I remember Andrew Albers debut a few years ago when Gardy ended a complete game bid by pulling him in the 9th inning of shutout due to pitch count. I bitched about it for almost a week, right up until Albers' next start when he pitched a complete game shutout. This will be Albers' first major league start since 2013. I hope it goes as well for him as his first two major league debuts. On another note, Byron Buxton has man muscles and runs like a cheetah chasing dinner.

Play ball!

40 thoughts on “2016 Game 137: Hosers at Twinkies”

      1. It seems to be a thing with the Twins that as soon as a guy comes to Minnesota they try to change him. They did it with Berrios and Santiago, too. I'm sure it's well-intentioned, and some of it's probably good advice. But it just does not make a lot of sense to me to bring a guy to the team and before he can get his feet on the ground try to make major changes in his swing or in his delivery. It can give the player too many things to think about and plant doubts in his mind about whether he's really good enough to be there. To me, the better course would be to just let him play like he's already played, see if it works, and if it doesn't, start with making minor tweaks rather than major changes.

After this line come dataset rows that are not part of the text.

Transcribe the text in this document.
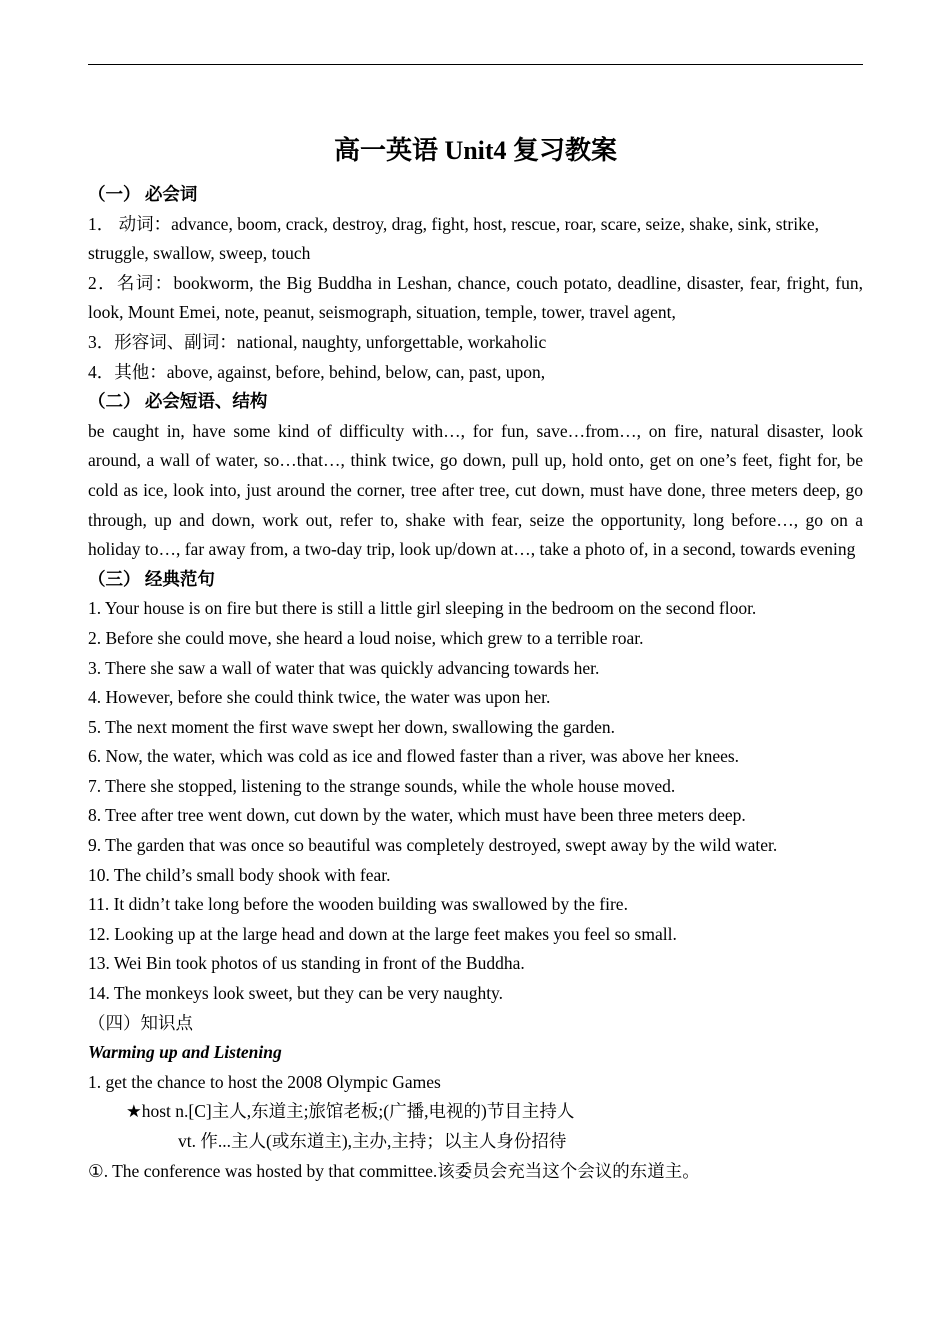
高一英语 Unit4 复习教案
（一） 必会词
1． 动词：advance, boom, crack, destroy, drag, fight, host, rescue, roar, scare, seize, shake, sink, strike, struggle, swallow, sweep, touch
2．名词：bookworm, the Big Buddha in Leshan, chance, couch potato, deadline, disaster, fear, fright, fun, look, Mount Emei, note, peanut, seismograph, situation, temple, tower, travel agent,
3．形容词、副词：national, naughty, unforgettable, workaholic
4．其他：above, against, before, behind, below, can, past, upon,
（二） 必会短语、结构
be caught in, have some kind of difficulty with…, for fun, save…from…, on fire, natural disaster, look around, a wall of water, so…that…, think twice, go down, pull up, hold onto, get on one’s feet, fight for, be cold as ice, look into, just around the corner, tree after tree, cut down, must have done, three meters deep, go through, up and down, work out, refer to, shake with fear, seize the opportunity, long before…, go on a holiday to…, far away from, a two-day trip, look up/down at…, take a photo of, in a second, towards evening
（三） 经典范句
1. Your house is on fire but there is still a little girl sleeping in the bedroom on the second floor.
2. Before she could move, she heard a loud noise, which grew to a terrible roar.
3. There she saw a wall of water that was quickly advancing towards her.
4. However, before she could think twice, the water was upon her.
5. The next moment the first wave swept her down, swallowing the garden.
6. Now, the water, which was cold as ice and flowed faster than a river, was above her knees.
7. There she stopped, listening to the strange sounds, while the whole house moved.
8. Tree after tree went down, cut down by the water, which must have been three meters deep.
9. The garden that was once so beautiful was completely destroyed, swept away by the wild water.
10. The child’s small body shook with fear.
11. It didn’t take long before the wooden building was swallowed by the fire.
12. Looking up at the large head and down at the large feet makes you feel so small.
13. Wei Bin took photos of us standing in front of the Buddha.
14. The monkeys look sweet, but they can be very naughty.
（四）知识点
Warming up and Listening
1. get the chance to host the 2008 Olympic Games
★host n.[C]主人,东道主;旅馆老板;(广播,电视的)节目主持人
vt. 作...主人(或东道主),主办,主持；以主人身份招待
①. The conference was hosted by that committee.该委员会充当这个会议的东道主。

        1. Buxton's change came when he was drafted and he almost immediately became the org's best prospect. He came up and struggled for a while before they allowed him/suggested to him to go back to the leg kick. As far as I know, Berrios didn't change anything until he had struggled at the majors and had already been sent down once. It didn't sound like anything major, more a timing issue on his motion. Blyleven actually criticized the org for not making the change sooner, and if Bert is criticizing the Twins, then that makes me sit up and take notice. The Santiago one kind of flabbergasted me. The guy was being incredibly successful when they traded for him, so why change now? Then he went back to not worrying about throwing strikes so much and had a scoreless outing.

  1. Brian Dozier has thirty-five home runs this season. At the end of May he had five. His high in the minors was twelve. Incredible.

    1. It would be a stretch, but not crazy, for him to finish the season with 40. There are 25 games left in the season and from June 1 through yesterday, he had 29 home runs in 85 games. That's one home run every 3.5 games. The first non-Killebrew to hit 40 for the Twins.

      1. He'll be the first non-Killebrew to hit 36 homers for the Twins, let alone 40. His next home run will be the first time in the DH era that a Twins player has hit 36 or more home runs and will be the most home runs hit by a Twins player in my lifetime.

  2. Either Pressly's just going through a rough patch or he's wearing down. He's given up five runs on eleven hits in his last four appearances (not including this one).

  3. This is one of the few times I agree with using a pinch-runner. The only way the game continues is if they get that run home from first.

    1. Agreed. Although I didn't like using 2 players for the 1 move. Could have put Schafer in right, Kepler at first and Plouffe at third instead of just putting Escobar in for Schafer. Would have left open the option to use Grossman to pinch hit for Schafer or at least have Escobar available to run for Mauer later instead of Grossman, who I'm pretty sure is slower than Escobar.

  4. And we immediately put Rosario into a hole by asking him to do something he's not good at. That strikeout is on Molitor at least as much as on Rosario. Especially with John Ryan Murphy/Kurt Suzuki coming up next.

  5. Wow. Dazz is basically calling Molitor out for bad managing by having Rosario attempt to bunt. Saying he should have pinch-hit for him if he really wanted a bunt.

  6. The thought of Pat Dean coming in to pitch the eleventh does not fill me with confidence. We need to win this thing now.

  7. Well, I can't argue that the Twins deserved to win this one. You could argue that the White Sox didn't deserve to win it either, but somebody had to.